Their children are frequently the playmates of their master's
children, and knock each other about as if they were all equal.
There may be cases in which certain slaves are cruelly and
undeservedly punished; but do not the like instances of injustice
occur in Europe also?
I am certainly very much opposed to slavery, and should greet its
abolition with the greatest delight, but, despite this, I again
affirm that the negro slave enjoys, under the protection of the law,
a better lot than the free fellah of Egypt, or many peasants in
Europe, who still groan under the right of soccage. The principal
reason of the better lot of the slave, compared to that of the
miserable peasant, in the case in point, may perhaps partly be, that
the purchase and keep of the one is expensive, while the other costs
nothing.
The arrangements in the houses belonging to the proprietors of the
fazendas are extremely simple. The windows are unglazed, and are
closed at night with wooden shutters. In many instances, the outer
roof is the common covering of all the rooms, which are merely
separated from one another by low partitions, so that you can hear
every word your neighbour says, and almost the breathing of the
person sleeping next to you. The furniture is equally simple: a
large table, a few straw sofas, and a few chairs. The wearing
apparel is generally hung up against the walls; the linen alone
being kept in tin cases, to protect it from the attacks of the ants.

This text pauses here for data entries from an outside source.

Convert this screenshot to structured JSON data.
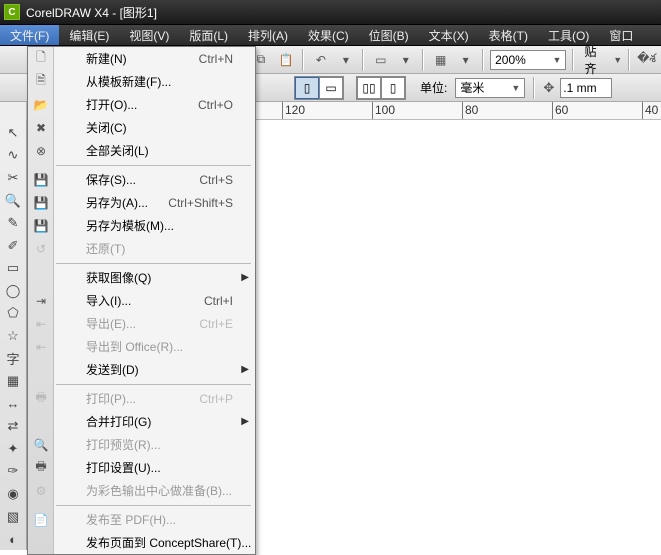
{
  "titlebar": {
    "title": "CorelDRAW X4 - [图形1]"
  },
  "menubar": {
    "items": [
      {
        "label": "文件(F)"
      },
      {
        "label": "编辑(E)"
      },
      {
        "label": "视图(V)"
      },
      {
        "label": "版面(L)"
      },
      {
        "label": "排列(A)"
      },
      {
        "label": "效果(C)"
      },
      {
        "label": "位图(B)"
      },
      {
        "label": "文本(X)"
      },
      {
        "label": "表格(T)"
      },
      {
        "label": "工具(O)"
      },
      {
        "label": "窗口"
      }
    ]
  },
  "toolbar": {
    "zoom": "200%",
    "snap": "贴齐",
    "units_label": "单位:",
    "units_value": "毫米",
    "nudge_value": ".1 mm"
  },
  "ruler": {
    "ticks": [
      {
        "pos": 255,
        "label": "120"
      },
      {
        "pos": 345,
        "label": "100"
      },
      {
        "pos": 435,
        "label": "80"
      },
      {
        "pos": 525,
        "label": "60"
      },
      {
        "pos": 615,
        "label": "40"
      }
    ]
  },
  "file_menu": [
    {
      "label": "新建(N)",
      "shortcut": "Ctrl+N",
      "icon": "new",
      "disabled": false
    },
    {
      "label": "从模板新建(F)...",
      "shortcut": "",
      "icon": "template",
      "disabled": false
    },
    {
      "label": "打开(O)...",
      "shortcut": "Ctrl+O",
      "icon": "open",
      "disabled": false
    },
    {
      "label": "关闭(C)",
      "shortcut": "",
      "icon": "close",
      "disabled": false
    },
    {
      "label": "全部关闭(L)",
      "shortcut": "",
      "icon": "closeall",
      "disabled": false
    },
    {
      "sep": true
    },
    {
      "label": "保存(S)...",
      "shortcut": "Ctrl+S",
      "icon": "save",
      "disabled": false
    },
    {
      "label": "另存为(A)...",
      "shortcut": "Ctrl+Shift+S",
      "icon": "saveas",
      "disabled": false
    },
    {
      "label": "另存为模板(M)...",
      "shortcut": "",
      "icon": "savetpl",
      "disabled": false
    },
    {
      "label": "还原(T)",
      "shortcut": "",
      "icon": "revert",
      "disabled": true
    },
    {
      "sep": true
    },
    {
      "label": "获取图像(Q)",
      "shortcut": "",
      "icon": "",
      "disabled": false,
      "submenu": true
    },
    {
      "label": "导入(I)...",
      "shortcut": "Ctrl+I",
      "icon": "import",
      "disabled": false
    },
    {
      "label": "导出(E)...",
      "shortcut": "Ctrl+E",
      "icon": "export",
      "disabled": true
    },
    {
      "label": "导出到 Office(R)...",
      "shortcut": "",
      "icon": "exportoff",
      "disabled": true
    },
    {
      "label": "发送到(D)",
      "shortcut": "",
      "icon": "",
      "disabled": false,
      "submenu": true
    },
    {
      "sep": true
    },
    {
      "label": "打印(P)...",
      "shortcut": "Ctrl+P",
      "icon": "print",
      "disabled": true
    },
    {
      "label": "合并打印(G)",
      "shortcut": "",
      "icon": "",
      "disabled": false,
      "submenu": true
    },
    {
      "label": "打印预览(R)...",
      "shortcut": "",
      "icon": "preview",
      "disabled": true
    },
    {
      "label": "打印设置(U)...",
      "shortcut": "",
      "icon": "printset",
      "disabled": false
    },
    {
      "label": "为彩色输出中心做准备(B)...",
      "shortcut": "",
      "icon": "prepress",
      "disabled": true
    },
    {
      "sep": true
    },
    {
      "label": "发布至 PDF(H)...",
      "shortcut": "",
      "icon": "pdf",
      "disabled": true
    },
    {
      "label": "发布页面到 ConceptShare(T)...",
      "shortcut": "",
      "icon": "",
      "disabled": false
    }
  ],
  "toolbox_icons": [
    "pick",
    "shape",
    "crop",
    "zoom",
    "freehand",
    "smart",
    "rect",
    "ellipse",
    "polygon",
    "shapes",
    "text",
    "table",
    "dimension",
    "connector",
    "effects",
    "eyedrop",
    "outline",
    "fill",
    "interactive"
  ]
}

In the country, the children of even the most opulent persons run
about frequently without shoes or stockings. Before they go to bed
they have their feet examined to see whether any sand-fleas have
nestled in them; and if such be the case, they are extracted by the
elder negro children.
9th October. Early in the morning I took leave of my kind hostess,
who, like a truly careful housewife, had wrapped up a roasted fowl,
manioc flour, and a cheese for me, so that I was well provisioned on
setting off.
The next station, Aldea do Pedro, on the banks of the Parahyby, was
situated at a distance of sixteen miles. Our way lay through
magnificent woods, and before we had traversed half of it, we
arrived at the river Parahyby, one of the largest in the Brazils,
and celebrated, moreover, for the peculiar character of its bed,
which is strewed with innumerable cliffs and rocks; these, owing to
the low state of the stream, were more than usually conspicuous. On
every side rose little islands, covered with small trees or
underwood, lending a most magic appearance to the river. During the
rainy season, most of these cliffs and rocks are covered with water,
and the river then appears more majestic. On account of the rocks
it can only be navigated by small boats and rafts.